The historiography of early Western science has not been devoid of controversy. Lindberg integrates those debates over interpretation into his narrative. He summarizes the major historiographic issues that have confronted specialists in the field and the responses of those specialists. Although he has his own opinions, which he explicitly delineates, Lindberg is fair, judicious, and balanced in these historiographic discussions. He is especially good at portraying the factions and issues of the continuity debate. Throughout the twentieth century, historians have argued whether the scientific revolution of the sixteenth and seventeenth centuries—a shorthand reference to the thoughts and publications of Nicolas Copernicus, Johannes Kepler, Galileo, and Isaac Newton, to name a few—represented a break from, and even a repudiation of, medieval learning and traditions, or was built upon and can be viewed as a continuation of the teachings of the medieval scientists.
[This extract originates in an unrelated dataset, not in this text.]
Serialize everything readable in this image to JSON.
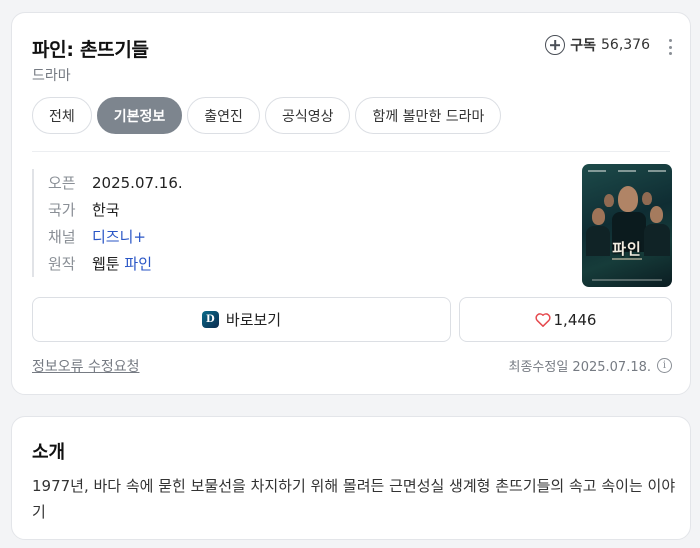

Lindberg manages to agree, in part, with both sides. He accepts the argument that there was discontinuity at the largest metaphysical and methodological level. Viewed from that perspective, the scientific revolution was all about change. It was nothing less than a rejection of the Aristotelian metaphysics that had dominated medieval thought. From the perspective of the history of individual disciplines such as optics, astronomy, physiology, and natural history, however, there was considerable continuity between the medieval and modern periods. Practices, objectives, and principles remained the same. In short, Lindberg warns the reader that historical study offers few simple, pat answers. Approach a historical question from a different angle and you will arrive at a different, equally valid answer.
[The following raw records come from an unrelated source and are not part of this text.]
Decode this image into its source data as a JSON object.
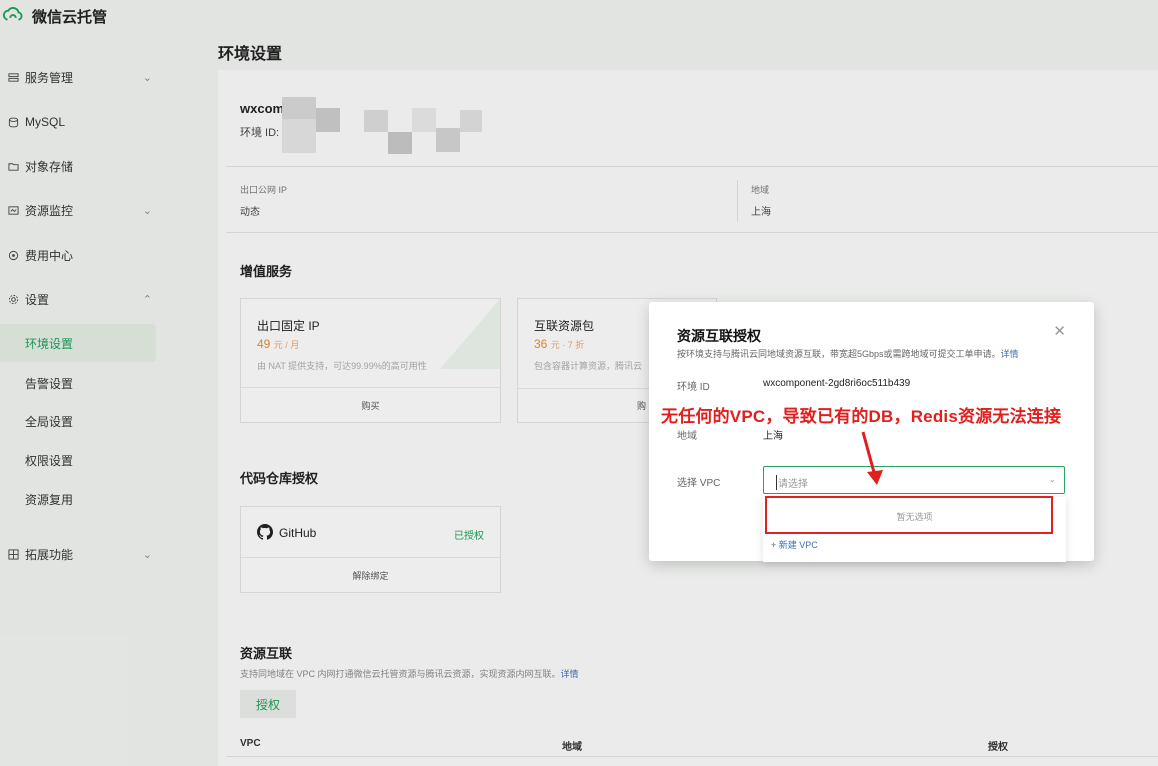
{
  "brand": {
    "name": "微信云托管"
  },
  "sidebar": {
    "items": [
      {
        "label": "服务管理",
        "icon": "server-icon",
        "chevron": "⌄"
      },
      {
        "label": "MySQL",
        "icon": "database-icon",
        "chevron": ""
      },
      {
        "label": "对象存储",
        "icon": "folder-icon",
        "chevron": ""
      },
      {
        "label": "资源监控",
        "icon": "monitor-icon",
        "chevron": "⌄"
      },
      {
        "label": "费用中心",
        "icon": "coin-icon",
        "chevron": ""
      },
      {
        "label": "设置",
        "icon": "gear-icon",
        "chevron": "⌃"
      }
    ],
    "sub_items": [
      "环境设置",
      "告警设置",
      "全局设置",
      "权限设置",
      "资源复用"
    ],
    "extensions": {
      "label": "拓展功能",
      "chevron": "⌄"
    }
  },
  "page": {
    "title": "环境设置"
  },
  "env": {
    "name": "wxcom",
    "id_label": "环境 ID:",
    "egress_ip_label": "出口公网 IP",
    "egress_ip_value": "动态",
    "region_label": "地域",
    "region_value": "上海"
  },
  "value_services": {
    "title": "增值服务",
    "cards": [
      {
        "title": "出口固定 IP",
        "price": "49",
        "unit": "元 / 月",
        "desc": "由 NAT 提供支持，可达99.99%的高可用性",
        "button": "购买"
      },
      {
        "title": "互联资源包",
        "price": "36",
        "unit": "元 · 7 折",
        "desc": "包含容器计算资源，腾讯云",
        "button": "购"
      }
    ]
  },
  "code_repo": {
    "title": "代码仓库授权",
    "provider": "GitHub",
    "status": "已授权",
    "unbind": "解除绑定"
  },
  "resource_link": {
    "title": "资源互联",
    "desc": "支持同地域在 VPC 内网打通微信云托管资源与腾讯云资源，实现资源内网互联。",
    "desc_link": "详情",
    "auth_button": "授权",
    "table_headers": [
      "VPC",
      "地域",
      "授权"
    ]
  },
  "modal": {
    "title": "资源互联授权",
    "subtitle": "按环境支持与腾讯云同地域资源互联，带宽超5Gbps或需跨地域可提交工单申请。",
    "subtitle_link": "详情",
    "env_id_label": "环境 ID",
    "env_id_value": "wxcomponent-2gd8ri6oc511b439",
    "region_label": "地域",
    "region_value": "上海",
    "vpc_label": "选择 VPC",
    "vpc_placeholder": "请选择",
    "dropdown_empty": "暂无选项",
    "dropdown_new": "+ 新建 VPC"
  },
  "annotation": {
    "text": "无任何的VPC，导致已有的DB，Redis资源无法连接",
    "color": "#e01f1f"
  },
  "colors": {
    "accent": "#1a9e57",
    "link": "#3c6db3",
    "price": "#e58a36",
    "annotation": "#e01f1f"
  }
}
For those readers wishing to go more deeply into the subject on their own, Lindberg’s endnotes provide a critical commentary on the bibliography of the field. The bibliography itself runs thirty-five pages. There is nothing equivalent to it for publications in English.
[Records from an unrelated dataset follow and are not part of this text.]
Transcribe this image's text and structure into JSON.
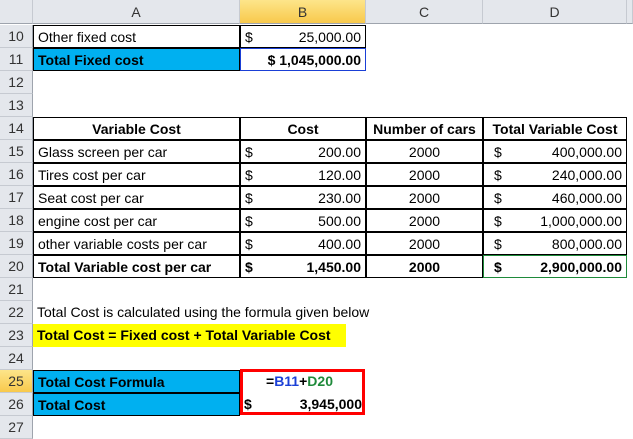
{
  "columns": [
    "A",
    "B",
    "C",
    "D"
  ],
  "rows": {
    "r10": {
      "num": "10",
      "a": "Other fixed cost",
      "b_cur": "$",
      "b": "25,000.00"
    },
    "r11": {
      "num": "11",
      "a": "Total Fixed cost",
      "b": "$ 1,045,000.00"
    },
    "r12": {
      "num": "12"
    },
    "r13": {
      "num": "13"
    },
    "r14": {
      "num": "14",
      "a": "Variable Cost",
      "b": "Cost",
      "c": "Number of cars",
      "d": "Total Variable Cost"
    },
    "r15": {
      "num": "15",
      "a": "Glass screen per car",
      "b_cur": "$",
      "b": "200.00",
      "c": "2000",
      "d_cur": "$",
      "d": "400,000.00"
    },
    "r16": {
      "num": "16",
      "a": "Tires cost per car",
      "b_cur": "$",
      "b": "120.00",
      "c": "2000",
      "d_cur": "$",
      "d": "240,000.00"
    },
    "r17": {
      "num": "17",
      "a": "Seat cost per car",
      "b_cur": "$",
      "b": "230.00",
      "c": "2000",
      "d_cur": "$",
      "d": "460,000.00"
    },
    "r18": {
      "num": "18",
      "a": "engine cost per car",
      "b_cur": "$",
      "b": "500.00",
      "c": "2000",
      "d_cur": "$",
      "d": "1,000,000.00"
    },
    "r19": {
      "num": "19",
      "a": "other variable costs per car",
      "b_cur": "$",
      "b": "400.00",
      "c": "2000",
      "d_cur": "$",
      "d": "800,000.00"
    },
    "r20": {
      "num": "20",
      "a": "Total Variable cost per car",
      "b_cur": "$",
      "b": "1,450.00",
      "c": "2000",
      "d_cur": "$",
      "d": "2,900,000.00"
    },
    "r21": {
      "num": "21"
    },
    "r22": {
      "num": "22",
      "a": "Total Cost is calculated using the formula given below"
    },
    "r23": {
      "num": "23",
      "a": "Total Cost = Fixed cost + Total Variable Cost"
    },
    "r24": {
      "num": "24"
    },
    "r25": {
      "num": "25",
      "a": "Total Cost Formula",
      "f_eq": "=",
      "f_ref1": "B11",
      "f_plus": "+",
      "f_ref2": "D20"
    },
    "r26": {
      "num": "26",
      "a": "Total Cost",
      "b_cur": "$",
      "b": "3,945,000"
    },
    "r27": {
      "num": "27"
    }
  },
  "colors": {
    "header_fill": "#00b0f0",
    "highlight": "#ffff00",
    "formula_box": "#ff0000"
  }
}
This is not the last word on any particular aspect of early European science. For most of the topics, time periods, or disciplines, there are many other publications, each providing extensive detail and analysis not given by Lindberg. For those looking for an accurate, stimulating, insightful introduction, however, this is the book to which they should turn.

Sources for Further Study

Choice. XXX, December, 1992, p. 642.

Library Journal. CXVII, July, 1992, p. 117.

Nature. CCCLX, December 24, 1992, p. 713.

The New York Times Book Review. XCVII, September 20, 1992, p. 49.

Science News. CXLI, June 27, 1992, p. 418.